注目点:前回の大統領任期中に経済を崩壊させたインフレ危機が再燃し、トランプ氏の経済運営に対する信頼は回復の見込みが薄い。
CNNの最新世論調査によると、米国民の70%がトランプ氏の経済運営に不満を示しており、これは第一期任期中であってもパンデミック時でさえ50%を超えることはなかった数字だ。また、77%の米国民(共和党支持者の過半数を含む)が、トランプ氏の政策が生活費の上昇を招いたと認識している。
最新動向:現時点ではトランプ氏は楽観的で、インフレは一時的なものであり、イラン戦争を終結させればガソリン価格が急落すると主張している。中国への出発前に記者団から「米国民の経済的苦境がイランとの合意に向けた取り組みの動機になっているのか」と問われたトランプ氏は、「全く関係ない」と述べた上で、「私がイランについて話す時、唯一重要なことは核兵器を保有させないことだ。米国民の経済状況については考えていない」と語った。
データ分析:シルバーバレット(Silver Bulletin)のデータによると、米国のインフレ率は4月に3.8%に上昇し、イラン戦争の影響でガソリンの全国平均価格が1ガロン4.50ドルを超えた。エネルギー価格の高騰は、食料品、航空運賃、電気代など生活必需品の価格上昇に波及し始めている。
経済の5つの深刻な兆候
- 物価高騰:インフレ率が3.8%に上昇し、ガソリン価格は1ガロン4.50ドルを超える。エネルギー価格の上昇は、食料品や航空運賃、電気代などの生活必需品の価格上昇に波及し始めている。
- 実質賃金の低下:4月のインフレ報告書によると、物価上昇が3年ぶりに賃金上昇を上回り、実質購買力が低下。パンデミック以降、米国の消費者物価は約30%上昇し、家計の負担は依然として回復していない。
- 借金の増加:消費者が生活費の上昇を吸収するためにクレジットカードやローンに依存するようになり、3月の消費者借入額は2022年10月以来で最大の月間上昇を記録した。個人貯蓄率は3月に3.6%まで低下し、低所得世帯は貯蓄を切り崩して生活必需品を賄っている。

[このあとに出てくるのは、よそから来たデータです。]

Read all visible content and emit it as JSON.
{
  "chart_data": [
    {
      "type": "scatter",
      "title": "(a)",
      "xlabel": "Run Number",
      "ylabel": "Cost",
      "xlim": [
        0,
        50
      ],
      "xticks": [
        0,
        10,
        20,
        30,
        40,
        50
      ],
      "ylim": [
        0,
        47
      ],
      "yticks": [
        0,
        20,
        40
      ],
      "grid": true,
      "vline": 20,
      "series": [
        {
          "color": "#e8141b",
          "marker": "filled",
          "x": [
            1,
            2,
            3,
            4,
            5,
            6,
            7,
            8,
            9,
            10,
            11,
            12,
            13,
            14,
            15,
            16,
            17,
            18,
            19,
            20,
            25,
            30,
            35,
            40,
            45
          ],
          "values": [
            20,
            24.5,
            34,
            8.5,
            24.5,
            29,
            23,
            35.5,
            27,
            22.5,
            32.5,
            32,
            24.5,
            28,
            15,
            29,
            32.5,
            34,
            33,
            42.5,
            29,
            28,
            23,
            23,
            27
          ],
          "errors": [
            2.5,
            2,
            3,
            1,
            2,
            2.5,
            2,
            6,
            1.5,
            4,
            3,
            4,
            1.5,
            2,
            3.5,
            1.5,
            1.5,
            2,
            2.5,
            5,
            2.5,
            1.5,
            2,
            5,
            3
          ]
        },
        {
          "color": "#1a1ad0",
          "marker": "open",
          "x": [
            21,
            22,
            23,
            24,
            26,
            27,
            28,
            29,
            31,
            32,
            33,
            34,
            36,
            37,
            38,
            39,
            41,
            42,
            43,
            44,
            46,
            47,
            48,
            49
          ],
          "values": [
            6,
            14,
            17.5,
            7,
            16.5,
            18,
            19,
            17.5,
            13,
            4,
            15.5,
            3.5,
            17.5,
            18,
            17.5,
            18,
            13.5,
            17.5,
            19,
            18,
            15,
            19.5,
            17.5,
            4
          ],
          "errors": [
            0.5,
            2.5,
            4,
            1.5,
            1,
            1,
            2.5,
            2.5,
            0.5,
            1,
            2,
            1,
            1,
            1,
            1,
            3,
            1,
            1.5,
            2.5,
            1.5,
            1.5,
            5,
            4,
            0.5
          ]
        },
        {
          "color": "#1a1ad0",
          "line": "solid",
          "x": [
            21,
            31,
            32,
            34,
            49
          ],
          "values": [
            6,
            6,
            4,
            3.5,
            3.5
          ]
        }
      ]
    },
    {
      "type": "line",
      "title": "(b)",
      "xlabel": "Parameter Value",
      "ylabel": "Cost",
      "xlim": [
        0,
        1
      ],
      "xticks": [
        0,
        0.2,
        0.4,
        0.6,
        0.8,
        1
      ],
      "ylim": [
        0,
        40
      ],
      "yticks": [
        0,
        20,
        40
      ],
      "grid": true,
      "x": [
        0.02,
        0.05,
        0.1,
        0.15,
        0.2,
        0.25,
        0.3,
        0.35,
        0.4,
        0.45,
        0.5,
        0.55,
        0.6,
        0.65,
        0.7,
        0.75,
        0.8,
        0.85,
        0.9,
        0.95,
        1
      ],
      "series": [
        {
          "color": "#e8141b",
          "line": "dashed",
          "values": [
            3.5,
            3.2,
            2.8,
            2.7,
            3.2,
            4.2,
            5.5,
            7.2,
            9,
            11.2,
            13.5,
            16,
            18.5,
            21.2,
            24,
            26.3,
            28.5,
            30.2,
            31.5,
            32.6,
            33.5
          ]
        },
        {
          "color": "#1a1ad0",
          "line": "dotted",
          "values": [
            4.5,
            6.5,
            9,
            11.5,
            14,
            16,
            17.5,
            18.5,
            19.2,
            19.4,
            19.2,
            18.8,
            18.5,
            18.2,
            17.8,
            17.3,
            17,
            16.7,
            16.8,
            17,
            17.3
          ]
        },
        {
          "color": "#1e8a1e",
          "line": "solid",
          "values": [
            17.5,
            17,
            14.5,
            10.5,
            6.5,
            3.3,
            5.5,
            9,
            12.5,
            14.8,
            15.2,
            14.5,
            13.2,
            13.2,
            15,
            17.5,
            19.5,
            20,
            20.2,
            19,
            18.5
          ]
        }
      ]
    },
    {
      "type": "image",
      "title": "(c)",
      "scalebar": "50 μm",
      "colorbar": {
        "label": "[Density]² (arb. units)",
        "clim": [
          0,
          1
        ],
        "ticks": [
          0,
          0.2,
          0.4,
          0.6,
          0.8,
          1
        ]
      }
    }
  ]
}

- 消費者信頼感の崩壊:消費者信頼感指数は過去最低水準に落ち込み、経済と将来の財政状況に対する悲観が広がっている。YouGov/Economistの調査によると、59%が経済が悪化していると回答し、改善していると回答したのはわずか15%。3分の2以上の米国民が「国が制御不能だ」と感じている。
- 中小企業の悲観:全米独立企業連盟(NFIB)によると、将来の事業環境と拡大計画に対する楽観度が、トランプ氏の再選前以来で最低水準に低下。中小企業は燃料費や信用の引き締め、消費者需要の低下に特に脆弱であり、経済の早期警報システムとして機能する。
反論:トランプ氏は楽観的な発言を続けているが、その根拠は株式市場の好調さにある。一方で、ホワイトハウスは経済の現状について具体的な対策を示していない。